In this configuration, both proxies terminate and inspect SSL traffic independently.
The Artica proxy intercepts the client’s encrypted request, decrypts it, then re-encrypts and forwards it to the parent proxy.
The parent then decrypts the request again before contacting the origin server.This feature is available on Artica v4.50 Service Pack 5 or Artica v4.50 Service Pack 4 Hotfix 20250718-14
¶ This setup can lead to issues such as:
- SSL certificate validation errors (e.g., self-signed certificates presented by the parent proxy)
- Certificate chain mismatches
- Loss of original client context (e.g., SNI, client certificate validation)
¶ Trust the parent’s certificate authority
The child proxy must trust the certificate authority (CA) used by the parent proxy to re-sign decrypted SSL connections.
To do this, you need to import the parent proxy’s certificate into the Certificate Center:
- Obtain the certificate used by the parent proxy for SSL decryption.
- In the left-hand menu, navigate to
Your System > Certificate Center. - Click the Action button and select Import Server Certificate.
- Upload the parent proxy’s certificate to add it to the trusted list.
¶ Add the certificate to the proxy’s trusted certificate store
- In the left-hand menu, go to
Your Proxy > SSL Protocol. - Click on the Trusted Certificates link.
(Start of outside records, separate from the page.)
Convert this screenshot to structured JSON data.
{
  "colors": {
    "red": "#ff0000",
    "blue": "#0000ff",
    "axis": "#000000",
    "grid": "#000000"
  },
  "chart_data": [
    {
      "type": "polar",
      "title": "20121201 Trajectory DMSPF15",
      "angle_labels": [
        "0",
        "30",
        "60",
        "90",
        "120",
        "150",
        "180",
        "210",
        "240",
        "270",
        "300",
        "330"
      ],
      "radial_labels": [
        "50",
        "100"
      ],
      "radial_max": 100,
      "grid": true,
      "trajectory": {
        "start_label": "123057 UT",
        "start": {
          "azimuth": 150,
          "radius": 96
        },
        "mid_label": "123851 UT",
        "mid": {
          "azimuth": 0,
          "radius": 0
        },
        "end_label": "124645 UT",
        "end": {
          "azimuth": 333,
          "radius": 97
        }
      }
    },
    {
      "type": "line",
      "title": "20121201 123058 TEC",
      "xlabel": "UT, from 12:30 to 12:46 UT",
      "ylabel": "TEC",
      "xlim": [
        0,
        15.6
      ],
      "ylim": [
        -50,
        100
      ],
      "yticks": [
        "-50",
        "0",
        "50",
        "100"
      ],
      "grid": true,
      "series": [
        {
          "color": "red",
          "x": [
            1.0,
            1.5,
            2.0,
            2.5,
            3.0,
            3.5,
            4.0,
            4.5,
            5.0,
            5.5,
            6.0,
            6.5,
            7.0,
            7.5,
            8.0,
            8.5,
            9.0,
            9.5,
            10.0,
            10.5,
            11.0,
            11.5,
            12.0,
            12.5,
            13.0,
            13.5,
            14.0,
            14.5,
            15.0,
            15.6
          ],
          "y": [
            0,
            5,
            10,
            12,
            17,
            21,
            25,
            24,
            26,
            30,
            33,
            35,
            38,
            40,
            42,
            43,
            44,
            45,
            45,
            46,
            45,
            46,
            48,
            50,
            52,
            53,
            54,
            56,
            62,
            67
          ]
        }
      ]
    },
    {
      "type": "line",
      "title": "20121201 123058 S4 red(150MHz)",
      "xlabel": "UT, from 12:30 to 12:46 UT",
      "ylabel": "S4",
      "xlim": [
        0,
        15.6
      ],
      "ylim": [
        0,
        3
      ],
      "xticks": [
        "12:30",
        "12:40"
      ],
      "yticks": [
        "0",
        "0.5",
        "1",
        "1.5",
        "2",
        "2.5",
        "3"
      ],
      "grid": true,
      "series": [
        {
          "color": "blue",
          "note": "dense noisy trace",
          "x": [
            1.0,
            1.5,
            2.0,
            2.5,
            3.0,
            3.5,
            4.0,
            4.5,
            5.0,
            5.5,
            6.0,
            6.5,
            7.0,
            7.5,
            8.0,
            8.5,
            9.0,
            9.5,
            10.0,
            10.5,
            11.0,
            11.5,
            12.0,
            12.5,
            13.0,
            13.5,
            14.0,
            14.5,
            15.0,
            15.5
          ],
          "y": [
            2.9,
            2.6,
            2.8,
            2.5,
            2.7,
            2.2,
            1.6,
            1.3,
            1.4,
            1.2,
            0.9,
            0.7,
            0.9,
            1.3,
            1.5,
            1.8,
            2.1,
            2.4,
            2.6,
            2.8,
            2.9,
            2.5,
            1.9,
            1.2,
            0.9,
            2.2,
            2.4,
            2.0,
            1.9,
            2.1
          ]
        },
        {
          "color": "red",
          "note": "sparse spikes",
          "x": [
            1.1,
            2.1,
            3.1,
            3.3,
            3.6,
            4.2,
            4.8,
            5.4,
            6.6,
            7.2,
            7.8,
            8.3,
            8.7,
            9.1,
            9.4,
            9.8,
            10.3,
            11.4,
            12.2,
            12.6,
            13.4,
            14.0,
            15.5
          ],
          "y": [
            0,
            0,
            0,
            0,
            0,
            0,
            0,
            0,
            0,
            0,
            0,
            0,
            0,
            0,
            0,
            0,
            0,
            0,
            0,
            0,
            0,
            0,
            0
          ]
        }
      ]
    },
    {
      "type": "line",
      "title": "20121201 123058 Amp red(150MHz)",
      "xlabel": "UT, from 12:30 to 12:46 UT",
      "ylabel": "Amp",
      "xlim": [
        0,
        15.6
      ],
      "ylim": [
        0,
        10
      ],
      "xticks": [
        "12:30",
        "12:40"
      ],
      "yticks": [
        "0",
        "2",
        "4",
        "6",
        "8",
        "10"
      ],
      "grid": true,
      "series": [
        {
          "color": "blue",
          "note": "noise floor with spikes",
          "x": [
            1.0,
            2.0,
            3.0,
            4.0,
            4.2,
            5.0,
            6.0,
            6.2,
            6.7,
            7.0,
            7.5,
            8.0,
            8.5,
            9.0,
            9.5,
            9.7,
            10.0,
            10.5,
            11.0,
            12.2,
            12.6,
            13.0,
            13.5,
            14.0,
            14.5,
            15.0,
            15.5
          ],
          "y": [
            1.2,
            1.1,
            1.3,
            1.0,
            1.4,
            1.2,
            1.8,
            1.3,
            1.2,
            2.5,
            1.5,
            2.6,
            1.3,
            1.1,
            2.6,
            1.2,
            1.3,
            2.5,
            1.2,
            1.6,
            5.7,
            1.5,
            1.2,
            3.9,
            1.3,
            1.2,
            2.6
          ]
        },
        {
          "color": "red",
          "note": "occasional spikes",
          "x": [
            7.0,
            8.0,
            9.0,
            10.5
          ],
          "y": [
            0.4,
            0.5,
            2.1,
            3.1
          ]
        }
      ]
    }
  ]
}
- In the Trusted Certificates window, click Use a Certificate from the Certificate Center.
- Select the parent proxy's certificate you previously imported.
- On the Certificate field, click on the Choose button and select the uploaded parent proxy’s certificate
- This ensures that the child proxy will recognize and trust the re-signed certificates issued by the parent proxy during chained SSL interception.